第13話~父親との再会~


 機関から街に向かうモノレールの車内は、沙羅と真琴、暖と李留の4人だけだった。


 皆のそれぞれの想いを乗せて、モノレールは車体を揺らし前進していた。


「とりあえず、おじさんに直接退院祝いを渡せる事になったのは良かったね」


 暖は、大事そうに沙羅の膝の上に置かれた、先日購入したプレゼントの紙袋を見つめながらそう話しかけた。


「そうね、直接渡す事は諦めていたし良かったかも」


 沙羅は3日後に旅立たなければならない、不安な気持ちを表情に隠し切れないまま、寂しげな笑顔を向けた。
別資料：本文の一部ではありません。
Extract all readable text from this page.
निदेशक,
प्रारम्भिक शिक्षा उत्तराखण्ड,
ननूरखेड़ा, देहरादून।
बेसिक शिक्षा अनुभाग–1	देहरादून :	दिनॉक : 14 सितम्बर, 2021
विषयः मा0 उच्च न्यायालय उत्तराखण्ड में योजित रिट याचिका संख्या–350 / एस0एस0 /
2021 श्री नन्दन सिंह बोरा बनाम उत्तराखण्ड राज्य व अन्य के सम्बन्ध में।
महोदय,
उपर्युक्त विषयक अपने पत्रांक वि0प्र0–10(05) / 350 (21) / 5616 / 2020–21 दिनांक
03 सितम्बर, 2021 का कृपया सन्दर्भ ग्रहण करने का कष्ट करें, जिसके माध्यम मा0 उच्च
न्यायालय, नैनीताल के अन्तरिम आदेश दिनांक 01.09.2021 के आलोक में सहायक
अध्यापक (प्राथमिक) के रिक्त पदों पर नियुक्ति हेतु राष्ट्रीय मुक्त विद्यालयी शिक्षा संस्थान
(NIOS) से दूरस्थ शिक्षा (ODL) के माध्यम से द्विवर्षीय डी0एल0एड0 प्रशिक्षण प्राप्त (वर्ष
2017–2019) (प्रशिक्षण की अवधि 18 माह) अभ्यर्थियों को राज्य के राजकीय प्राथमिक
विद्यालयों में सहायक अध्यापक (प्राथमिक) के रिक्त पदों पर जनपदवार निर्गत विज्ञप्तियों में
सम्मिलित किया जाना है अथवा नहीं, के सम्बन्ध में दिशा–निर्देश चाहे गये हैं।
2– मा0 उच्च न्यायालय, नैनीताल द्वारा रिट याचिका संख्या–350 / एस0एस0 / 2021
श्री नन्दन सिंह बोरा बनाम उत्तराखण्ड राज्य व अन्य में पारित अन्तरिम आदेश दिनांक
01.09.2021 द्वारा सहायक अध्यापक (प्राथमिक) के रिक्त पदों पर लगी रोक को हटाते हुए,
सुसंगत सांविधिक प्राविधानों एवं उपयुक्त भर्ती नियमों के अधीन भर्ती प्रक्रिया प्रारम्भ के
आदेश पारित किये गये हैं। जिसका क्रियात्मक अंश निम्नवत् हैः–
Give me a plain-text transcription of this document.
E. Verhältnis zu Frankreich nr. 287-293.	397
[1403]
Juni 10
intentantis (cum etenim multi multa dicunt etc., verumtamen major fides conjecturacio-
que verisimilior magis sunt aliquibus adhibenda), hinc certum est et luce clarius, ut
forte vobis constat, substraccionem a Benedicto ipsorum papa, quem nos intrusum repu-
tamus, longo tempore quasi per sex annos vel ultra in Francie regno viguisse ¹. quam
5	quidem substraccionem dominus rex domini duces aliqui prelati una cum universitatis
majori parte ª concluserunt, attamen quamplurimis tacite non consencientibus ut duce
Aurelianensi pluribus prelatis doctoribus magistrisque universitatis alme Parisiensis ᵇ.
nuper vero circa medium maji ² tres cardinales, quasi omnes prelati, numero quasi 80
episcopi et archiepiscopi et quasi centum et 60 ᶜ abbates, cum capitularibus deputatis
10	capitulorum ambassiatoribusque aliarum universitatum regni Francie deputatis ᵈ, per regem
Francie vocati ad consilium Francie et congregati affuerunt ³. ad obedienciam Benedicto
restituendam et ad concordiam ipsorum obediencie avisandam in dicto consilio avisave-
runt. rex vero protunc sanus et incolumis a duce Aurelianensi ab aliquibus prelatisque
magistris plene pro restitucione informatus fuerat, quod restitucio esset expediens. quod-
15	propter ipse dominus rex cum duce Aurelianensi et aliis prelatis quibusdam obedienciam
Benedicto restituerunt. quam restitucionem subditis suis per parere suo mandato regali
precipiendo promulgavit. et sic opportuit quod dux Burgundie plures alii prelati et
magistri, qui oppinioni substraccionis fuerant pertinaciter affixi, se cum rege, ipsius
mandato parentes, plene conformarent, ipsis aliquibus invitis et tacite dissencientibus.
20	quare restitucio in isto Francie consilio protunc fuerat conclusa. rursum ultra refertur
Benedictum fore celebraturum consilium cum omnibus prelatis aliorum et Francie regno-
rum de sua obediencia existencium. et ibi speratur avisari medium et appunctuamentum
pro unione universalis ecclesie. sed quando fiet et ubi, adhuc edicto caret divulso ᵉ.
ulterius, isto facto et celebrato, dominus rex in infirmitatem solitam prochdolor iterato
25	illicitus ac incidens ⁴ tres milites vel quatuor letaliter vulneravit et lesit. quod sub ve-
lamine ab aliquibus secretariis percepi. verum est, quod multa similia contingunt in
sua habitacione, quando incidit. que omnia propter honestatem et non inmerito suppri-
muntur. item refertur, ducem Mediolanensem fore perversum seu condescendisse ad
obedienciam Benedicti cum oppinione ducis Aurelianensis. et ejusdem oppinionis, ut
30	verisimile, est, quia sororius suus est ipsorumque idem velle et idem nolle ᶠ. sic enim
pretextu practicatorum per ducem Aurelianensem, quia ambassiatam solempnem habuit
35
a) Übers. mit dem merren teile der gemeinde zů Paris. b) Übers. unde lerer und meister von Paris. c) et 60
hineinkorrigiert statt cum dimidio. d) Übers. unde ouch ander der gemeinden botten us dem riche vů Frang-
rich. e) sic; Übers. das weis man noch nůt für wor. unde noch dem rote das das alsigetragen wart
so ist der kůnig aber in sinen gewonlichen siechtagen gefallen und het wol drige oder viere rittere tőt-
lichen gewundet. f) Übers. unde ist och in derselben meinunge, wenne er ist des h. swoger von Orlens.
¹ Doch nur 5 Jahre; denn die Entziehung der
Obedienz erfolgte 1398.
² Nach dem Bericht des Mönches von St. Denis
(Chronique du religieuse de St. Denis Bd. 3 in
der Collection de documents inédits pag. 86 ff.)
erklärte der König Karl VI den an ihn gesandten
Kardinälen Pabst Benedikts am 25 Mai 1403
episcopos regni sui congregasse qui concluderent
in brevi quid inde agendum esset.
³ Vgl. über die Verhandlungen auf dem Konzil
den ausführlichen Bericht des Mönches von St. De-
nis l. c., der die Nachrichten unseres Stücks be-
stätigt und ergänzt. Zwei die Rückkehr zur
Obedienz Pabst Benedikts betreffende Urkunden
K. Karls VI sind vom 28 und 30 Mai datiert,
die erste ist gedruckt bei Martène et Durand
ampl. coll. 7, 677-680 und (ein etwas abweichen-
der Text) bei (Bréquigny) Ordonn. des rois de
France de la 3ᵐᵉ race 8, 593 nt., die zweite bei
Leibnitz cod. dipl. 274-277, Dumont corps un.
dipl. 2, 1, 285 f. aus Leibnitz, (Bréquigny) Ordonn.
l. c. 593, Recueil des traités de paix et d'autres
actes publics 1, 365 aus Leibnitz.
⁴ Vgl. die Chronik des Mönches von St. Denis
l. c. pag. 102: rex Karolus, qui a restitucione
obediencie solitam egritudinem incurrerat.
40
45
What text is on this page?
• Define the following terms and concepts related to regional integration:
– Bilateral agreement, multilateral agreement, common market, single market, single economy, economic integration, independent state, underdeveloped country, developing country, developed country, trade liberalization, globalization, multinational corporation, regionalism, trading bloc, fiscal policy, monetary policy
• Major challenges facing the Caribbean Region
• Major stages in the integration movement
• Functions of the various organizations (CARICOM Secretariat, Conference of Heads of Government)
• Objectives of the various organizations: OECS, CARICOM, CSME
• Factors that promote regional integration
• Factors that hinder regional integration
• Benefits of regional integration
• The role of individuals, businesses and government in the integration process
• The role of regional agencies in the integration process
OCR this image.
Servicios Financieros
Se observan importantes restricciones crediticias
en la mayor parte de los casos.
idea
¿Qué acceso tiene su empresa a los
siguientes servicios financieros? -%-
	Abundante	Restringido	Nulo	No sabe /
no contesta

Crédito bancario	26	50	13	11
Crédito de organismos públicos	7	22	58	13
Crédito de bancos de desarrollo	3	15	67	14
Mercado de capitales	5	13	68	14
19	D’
「そろそろ着きますね、とりあえず真琴さんどうしますか?先に僕はオーナーに挨拶に行ってこようと思うんですけど」


 李留は真琴に尋ねた。


「私は先にパパに会いに行く。李留君、鞍馬に後で行くって伝えていてくれない?」


「わかりました。じゃあ、ここからは別行動で。また3日後に機関で会いましょう。」


 そう言ってる間に、モノレールは街の駅へと滑り込むとゆっくり車体を停止させた。


 4人は降り立ち、李留は3人に挨拶をすると、知ったる街の中へと溶け込んでいった。





 ◇




 久しぶりの我が家の前に立ち、双子姉妹は安堵感と懐かしさで気づけば穏やかに微笑んでいた。


「やっと本当に笑った」


 暖はそう言って自分も穏やかに微笑むと、玄関の呼び鈴を押した。


「パパ!」


 開かれたドアの向こう側には、車椅子であれ、元気に回復した父親の姿があった。


 真琴は父親に抱きつくと、子供の様に泣きはじめた。


「真琴は機関でも、まさかこんなに泣き虫じゃないだろうね」


 父親はそう言いながら真琴を抱きしめ、頭を撫でた。


「パパこれ、私達から退院のお祝い」


 沙羅は、両手で握りしめたプレゼントの紙袋を差し出した。


 父親はそれを嬉しそうに受けとると、リボンをほどき開封しはじめ、落ち着いた茶色の箱を開けるとそこには、双子座をあしらったモチーフがついたネックレスが光を放っていた。


「これはお前たちだね。有り難う、大切にするよ」


 父親は涙ぐみながらそう言うと、両手で首につけた。


「感動のシーンも拝見させてもらったし、おじさんにも会えたし、俺はそろそろ自宅に戻るよ」


 暖はそう言って、車椅子の父親の目の前に来てしゃがみこむと、小声でこう言った。


「おじさん、僕が沙羅を守りますから。勿論、真琴も。だから安心してくださいね」


 父親は何度も頷きながら、暖の両手を自分の両手で握りしめた。


「何の話してるの?」


 そう尋ねてきた沙羅に、何でもないと告げると

 暖はまた3日後に迎えに来ると言って、自分の家に帰っていった。





 ◇



 父親との家族水入らずな食事を楽しんでいたその日の夜。

 その席で、月への任務に旅立つ事になったと沙羅が父親に告げると、父親は狼狽し言葉を失った。

 その姿を見て、直ぐ様沙羅が笑顔でこう言った。


「大丈夫よパパ。能力者仲間に私達の能力を数値で見通せるワッカって人がいるんだけど、私達の値ね、結構悪くないみたいなの。きっとパパの血を受け継いだのね。」


「沙羅……」


「それに星間戦争が悪化したら、何処にいても危ないのは同じよ。それなら私は防ぐ道を模索したい。パパが平和に暮らせる様に絶対に私達が守るから」


 沙羅の言葉を横で聞いていた真琴も、自分も同じ気持ちだと頷くと、父親を見つめた。


「本当に強くなった。私は自慢の娘をもった。私はお前たちの無事だけをここで祈っているよ。」


 父親はそう言うと、双子姉妹を両手で抱きしめた。

 二人はもう暫くは甘える事の出来ない、父親の温かな懐の中で、一時の安らぎを感じた。